Moreover, this reduced liquidity in the secondary markets
could lead to increased costs of funding for governments and corporate issuers in the
primary markets. Whereas the proposed pre-trade transparency requirements may be
beneficial in the equities markets with their high levels of liquidity and retail
investor participation, such obligations in the less liquid and overwhelmingly
institutional fixed income/derivatives markets would be counterproductive.
Tradeweb supports the Commission's proposals that pre-trade
transparency requirements be identical across exchanges, MTFs and OTFs.
Post-Trade Transparency
Tradeweb agrees that appropriate levels of post-trade
transparency could benefit participants. However, we would urge that any requirements
be implemented on a gradual basis (e.g., starting with smaller trade sizes in more
liquid instruments) or that there is an appropriate delay built into the proposals so
that the rules do not adversely impact liquidity available to buy-side
institutions.
Equal Access to CCPs
Tradeweb strongly supports the Commission's efforts to
ensure that central counterparties be required to provide non-discriminatory access to
trading venues. We have already established automated links, both directly and
indirectly through middleware vendors, to major CCPs to facilitate the clearing
services chosen by our clients and intend to connect to other CCPs in the future, where
appropriate. Equal access to these CCPs is critical to ensure competition among trading
venues. Such competition, in turn, is necessary to foster choice of execution methods
and price efficiencies for buy-side market participants.
Scope of Covered Derivatives
Tradeweb also strongly supports the Commission's efforts to
ensure that the clearing mandate for derivatives includes transactions regardless of
the trading venue where they are executed.
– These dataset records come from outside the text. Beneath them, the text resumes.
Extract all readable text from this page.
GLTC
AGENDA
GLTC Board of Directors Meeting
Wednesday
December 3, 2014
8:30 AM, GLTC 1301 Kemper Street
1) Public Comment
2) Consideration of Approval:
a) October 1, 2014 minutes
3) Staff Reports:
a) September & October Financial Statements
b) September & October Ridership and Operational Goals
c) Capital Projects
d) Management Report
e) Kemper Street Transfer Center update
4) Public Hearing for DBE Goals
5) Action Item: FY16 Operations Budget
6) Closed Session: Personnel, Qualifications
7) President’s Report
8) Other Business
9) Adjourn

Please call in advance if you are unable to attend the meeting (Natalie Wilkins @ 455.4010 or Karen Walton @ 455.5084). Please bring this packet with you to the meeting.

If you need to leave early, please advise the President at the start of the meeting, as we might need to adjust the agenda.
Discriminating based on the venue of
execution (i.e., requiring clearing if an instrument is traded on an MTF/OTF but not if
the same instrument is traded on an exchange) threatens to undermine the regulators'
goal of reducing systemic risk by promoting central clearing and could damage
competition by unfairly favouring exchanges over other regulated venues. However, the
final date by which the relevant MIFIR provisions must be applied should be moved
forward to be consistent with that of the clearing mandate for "OTC" derivatives under
EMIR (the European Market Infrastructure Regulation).
Conclusion
Tradeweb has played a major role in creating a more
efficient marketplace in Europe for the trading of fixed income and derivatives. For
the region to remain globally competitive, it is essential that rules are implemented
that encourage the adequate supply of liquidity to institutional investors, while
providing the safeguards that increased price transparency provides. These goals can
best be achieved through electronic markets, which reduce a variety of operational,
trading, settlement and clearing risks.
We look forward to working with the European regulators on
the MiFID II/MiFIR proposals, including to reflect better the G20 commitment regarding
electronic trading of derivatives and to ensure that pre-trade transparency obligations
do not adversely impact liquidity in the fixed income and derivatives markets.